Liu Shangxi, Shi-wen Xu, Abraham David J, Leask Andrew
Schulich School of Medicine and Dentistry, University of Western Ontario, London, Ontario, Canada.
Arthritis Rheum. 2011 Jan;63(1):239-46. doi: 10.1002/art.30074.
No therapy for fibrotic disease is available. The proadhesive matricellular protein connective tissue growth factor CCN2 is a marker of fibrotic cells; however, the specific role of CCN2 in connective tissue biology in general and in fibrogenesis in particular is unclear. The aim of this study was to assess whether adult mice bearing a smooth muscle cell/fibroblast-specific deletion of CCN2 are resistant to bleomycin-induced skin scleroderma.

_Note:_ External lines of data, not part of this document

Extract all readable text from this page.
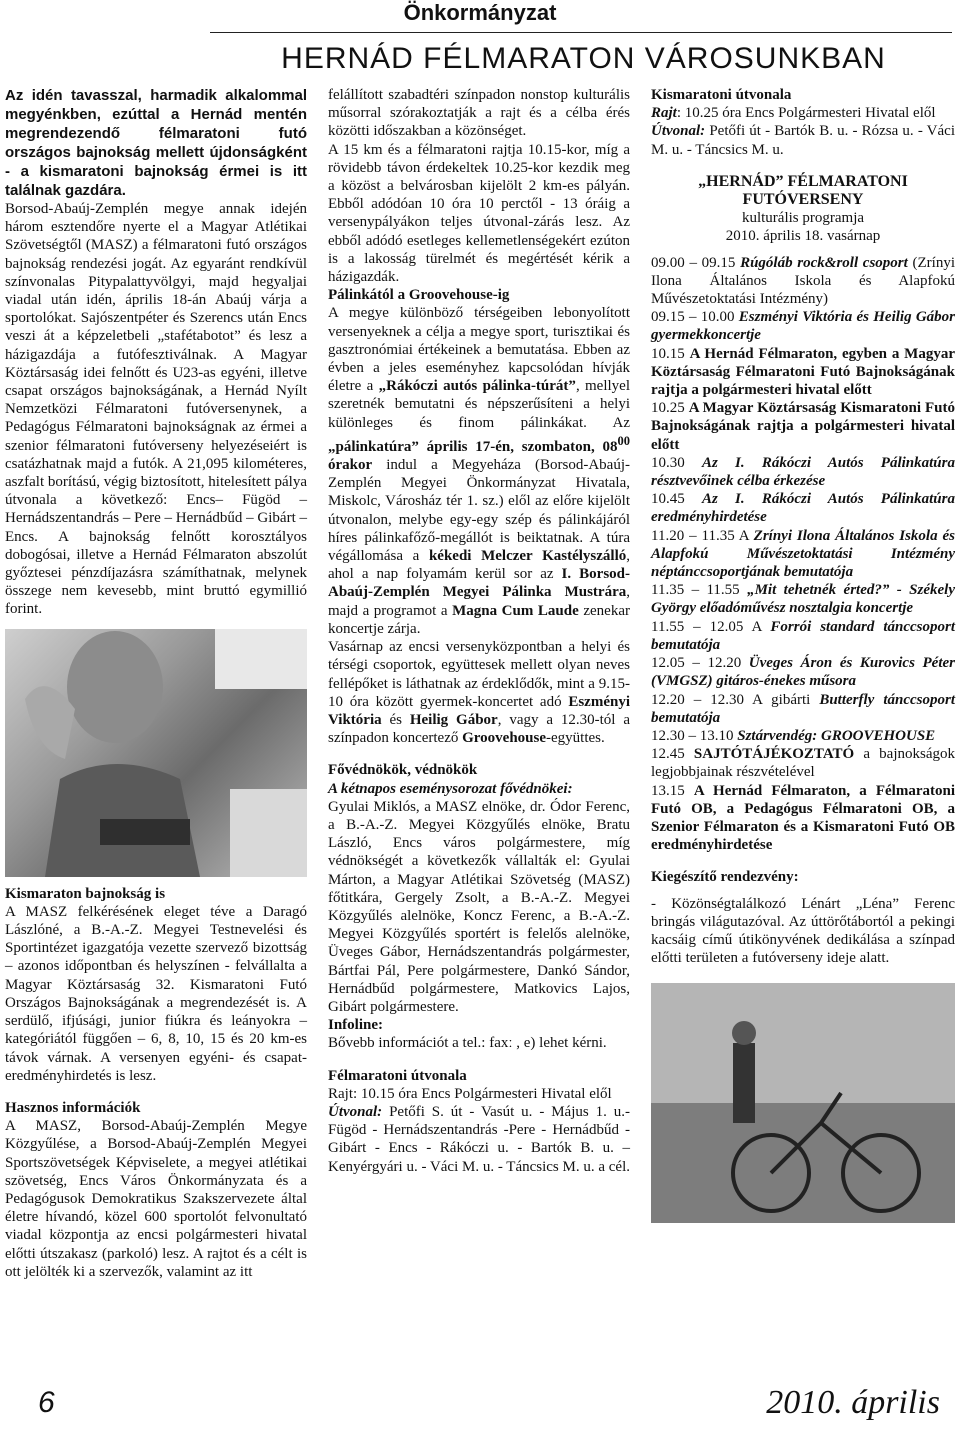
Önkormányzat
HERNÁD FÉLMARATON VÁROSUNKBAN

Az idén tavasszal, harmadik alkalommal megyénkben, ezúttal a Hernád mentén megrendezendő félmaratoni futó országos bajnokság mellett újdonságként - a kismaratoni bajnokság érmei is itt találnak gazdára.

Borsod-Abaúj-Zemplén megye annak idején három esztendőre nyerte el a Magyar Atlétikai Szövetségtől (MASZ) a félmaratoni futó országos bajnokság rendezési jogát. Az egyaránt rendkívül színvonalas Pitypalattyvölgyi, majd hegyaljai viadal után idén, április 18-án Abaúj várja a sportolókat. Sajószentpéter és Szerencs után Encs veszi át a képzeletbeli „stafétabotot” és lesz a házigazdája a futófesztiválnak. A Magyar Köztársaság idei felnőtt és U23-as egyéni, illetve csapat országos bajnokságának, a Hernád Nyílt Nemzetközi Félmaratoni futóversenynek, a Pedagógus Félmaratoni bajnokságnak az érmei a szenior félmaratoni futóverseny helyezéseiért is csatázhatnak majd a futók. A 21,095 kilométeres, aszfalt borítású, végig biztosított, hitelesített pálya útvonala a következő: Encs– Fügöd – Hernádszentandrás – Pere – Hernádbűd – Gibárt – Encs. A bajnokság felnőtt korosztályos dobogósai, illetve a Hernád Félmaraton abszolút győztesei pénzdíjazásra számíthatnak, melynek összege nem kevesebb, mint bruttó egymillió forint.

Kismaraton bajnokság is

A MASZ felkérésének eleget téve a Daragó Lászlóné, a B.-A.-Z. Megyei Testnevelési és Sportintézet igazgatója vezette szervező bizottság – azonos időpontban és helyszínen - felvállalta a Magyar Köztársaság 32. Kismaratoni Futó Országos Bajnokságának a megrendezését is. A serdülő, ifjúsági, junior fiúkra és leányokra – kategóriától függően – 6, 8, 10, 15 és 20 km-es távok várnak. A versenyen egyéni- és csapat-eredményhirdetés is lesz.

Hasznos információk

A MASZ, Borsod-Abaúj-Zemplén Megye Közgyűlése, a Borsod-Abaúj-Zemplén Megyei Sportszövetségek Képviselete, a megyei atlétikai szövetség, Encs Város Önkormányzata és a Pedagógusok Demokratikus Szakszervezete által életre hívandó, közel 600 sportolót felvonultató viadal központja az encsi polgármesteri hivatal előtti útszakasz (parkoló) lesz. A rajtot és a célt is ott jelölték ki a szervezők, valamint az itt

felállított szabadtéri színpadon nonstop kulturális műsorral szórakoztatják a rajt és a célba érés közötti időszakban a közönséget.

A 15 km és a félmaratoni rajtja 10.15-kor, míg a rövidebb távon érdekeltek 10.25-kor kezdik meg a közöst a belvárosban kijelölt 2 km-es pályán. Ebből adódóan 10 óra 10 perctől - 13 óráig a versenypályákon teljes útvonal-zárás lesz. Az ebből adódó esetleges kellemetlenségekért ezúton is a lakosság türelmét és megértését kérik a házigazdák.

Pálinkától a Groovehouse-ig

A megye különböző térségeiben lebonyolított versenyeknek a célja a megye sport, turisztikai és gasztronómiai értékeinek a bemutatása. Ebben az évben a jeles eseményhez kapcsolódan hívják életre a „Rákóczi autós pálinka-túrát”, mellyel szeretnék bemutatni és népszerűsíteni a helyi különleges és finom pálinkákat. Az „pálinkatúra” április 17-én, szombaton, $08^{00}$ órakor indul a Megyeháza (Borsod-Abaúj-Zemplén Megyei Önkormányzat Hivatala, Miskolc, Városház tér 1. sz.) elől az előre kijelölt útvonalon, melybe egy-egy szép és pálinkájáról híres pálinkafőző-megállót is beiktatnak. A túra végállomása a kékedi Melczer Kastélyszálló, ahol a nap folyamám kerül sor az I. Borsod-Abaúj-Zemplén Megyei Pálinka Mustrára, majd a programot a Magna Cum Laude zenekar koncertje zárja.

Vasárnap az encsi versenyközpontban a helyi és térségi csoportok, együttesek mellett olyan neves fellépőket is láthatnak az érdeklődők, mint a 9.15-10 óra között gyermek-koncertet adó Eszményi Viktória és Heilig Gábor, vagy a 12.30-tól a színpadon koncertező Groovehouse-együttes.

Fővédnökök, védnökök

A kétnapos eseménysorozat fővédnökei:

Gyulai Miklós, a MASZ elnöke, dr. Ódor Ferenc, a B.-A.-Z. Megyei Közgyűlés elnöke, Bratu László, Encs város polgármestere, míg védnökségét a következők vállalták el: Gyulai Márton, a Magyar Atlétikai Szövetség (MASZ) főtitkára, Gergely Zsolt, a B.-A.-Z. Megyei Közgyűlés alelnöke, Koncz Ferenc, a B.-A.-Z. Megyei Közgyűlés sportért is felelős alelnöke, Üveges Gábor, Hernádszentandrás polgármester, Bártfai Pál, Pere polgármestere, Dankó Sándor, Hernádbűd polgármestere, Matkovics Lajos, Gibárt polgármestere.

Infoline:

Bővebb információt a tel.: faxː , e) lehet kérni.

Félmaratoni útvonala

Rajt: 10.15 óra Encs Polgármesteri Hivatal elől

Útvonal: Petőfi S. út - Vasút u. - Május 1. u.- Fügöd - Hernádszentandrás -Pere - Hernádbűd - Gibárt - Encs - Rákóczi u. - Bartók B. u. – Kenyérgyári u. - Váci M. u. - Táncsics M. u. a cél.

Kismaratoni útvonala

Rajt: 10.25 óra Encs Polgármesteri Hivatal elől

Útvonal: Petőfi út - Bartók B. u. - Rózsa u. - Váci M. u. - Táncsics M. u.

„HERNÁD” FÉLMARATONI FUTÓVERSENY

kulturális programja

2010. április 18. vasárnap

09.00 – 09.15 Rúgóláb rock&roll csoport (Zrínyi Ilona Általános Iskola és Alapfokú Művészetoktatási Intézmény)

09.15 – 10.00 Eszményi Viktória és Heilig Gábor gyermekkoncertje

10.15 A Hernád Félmaraton, egyben a Magyar Köztársaság Félmaratoni Futó Bajnokságának rajtja a polgármesteri hivatal előtt

10.25 A Magyar Köztársaság Kismaratoni Futó Bajnokságának rajtja a polgármesteri hivatal előtt

10.30 Az I. Rákóczi Autós Pálinkatúra résztvevőinek célba érkezése

10.45 Az I. Rákóczi Autós Pálinkatúra eredményhirdetése

11.20 – 11.35 A Zrínyi Ilona Általános Iskola és Alapfokú Művészetoktatási Intézmény néptánccsoportjának bemutatója

11.35 – 11.55 „Mit tehetnék érted?” - Székely György előadóművész nosztalgia koncertje

11.55 – 12.05 A Forrói standard tánccsoport bemutatója

12.05 – 12.20 Üveges Áron és Kurovics Péter (VMGSZ) gitáros-énekes műsora

12.20 – 12.30 A gibárti Butterfly tánccsoport bemutatója

12.30 – 13.10 Sztárvendég: GROOVEHOUSE

12.45 SAJTÓTÁJÉKOZTATÓ a bajnokságok legjobbjainak részvételével

13.15 A Hernád Félmaraton, a Félmaratoni Futó OB, a Pedagógus Félmaratoni OB, a Szenior Félmaraton és a Kismaratoni Futó OB eredményhirdetése

Kiegészítő rendezvény:

- Közönségtalálkozó Lénárt „Léna” Ferenc bringás világutazóval. Az úttörőtábortól a pekingi kacsáig című útikönyvének dedikálása a színpad előtti területen a futóverseny ideje alatt.

6	2010. április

Cutaneous fibrosis was induced in mice by subcutaneous injection of bleomycin. Untreated control groups were injected with phosphate buffered saline. Mice bearing a fibroblast/smooth muscle cell-specific deletion of CCN2 were investigated for changes in dermal thickness, collagen content, and the number of α-smooth muscle actin (α-SMA)-positive cells. Dermal fibroblasts were isolated to assess whether the induction of collagen and α-SMA messenger RNA in response to transforming growth factor β (TGFβ) was impaired.
The loss of CCN2 resulted in resistance to bleomycin-induced skin fibrosis. In response to bleomycin, wild-type mice possessed, but CCN2-deficient mice lacked, abundant α-SMA-expressing myofibroblasts within fibrotic lesions. Fibroblast responses to TGFβ, a potent inducer of myofibroblast differentiation, were not affected. Collectively, these results indicate that CCN2 is essential for bleomycin-induced skin fibrosis, likely due to a defect in myofibroblast recruitment.
These data indicate that therapeutic strategies that involve blocking CCN2 in vivo may be of benefit in combating fibrotic skin disease.
目前尚无针对纤维化疾病的治疗方法。促黏附基质细胞蛋白结缔组织生长因子CCN2是纤维化细胞的标志物;然而,CCN2在一般结缔组织生物学中,特别是在纤维生成中的具体作用尚不清楚。本研究的目的是评估成年小鼠平滑肌细胞/成纤维细胞特异性缺失CCN2是否对博来霉素诱导的皮肤硬皮病具有抗性。
通过皮下注射博来霉素在小鼠中诱导皮肤纤维化。未治疗的对照组注射磷酸盐缓冲盐水。对成纤维细胞/平滑肌细胞特异性缺失CCN2的小鼠进行真皮厚度、胶原蛋白含量和α平滑肌肌动蛋白(α-SMA)阳性细胞数量变化的研究。分离真皮成纤维细胞以评估对转化生长因子β(TGFβ)的反应中胶原蛋白和α-SMA信使核糖核酸的诱导是否受损。
CCN2的缺失导致对博来霉素诱导的皮肤纤维化具有抗性。对博来霉素的反应中,野生型小鼠在纤维化病变中有丰富的表达α-SMA的肌成纤维细胞,但CCN2缺陷型小鼠缺乏。成纤维细胞对TGFβ(肌成纤维细胞分化的有效诱导剂)的反应不受影响。总体而言,这些结果表明CCN2对博来霉素诱导的皮肤纤维化至关重要,可能是由于肌成纤维细胞募集缺陷所致。
这些数据表明,在体内阻断CCN2的治疗策略可能有助于对抗纤维化皮肤病。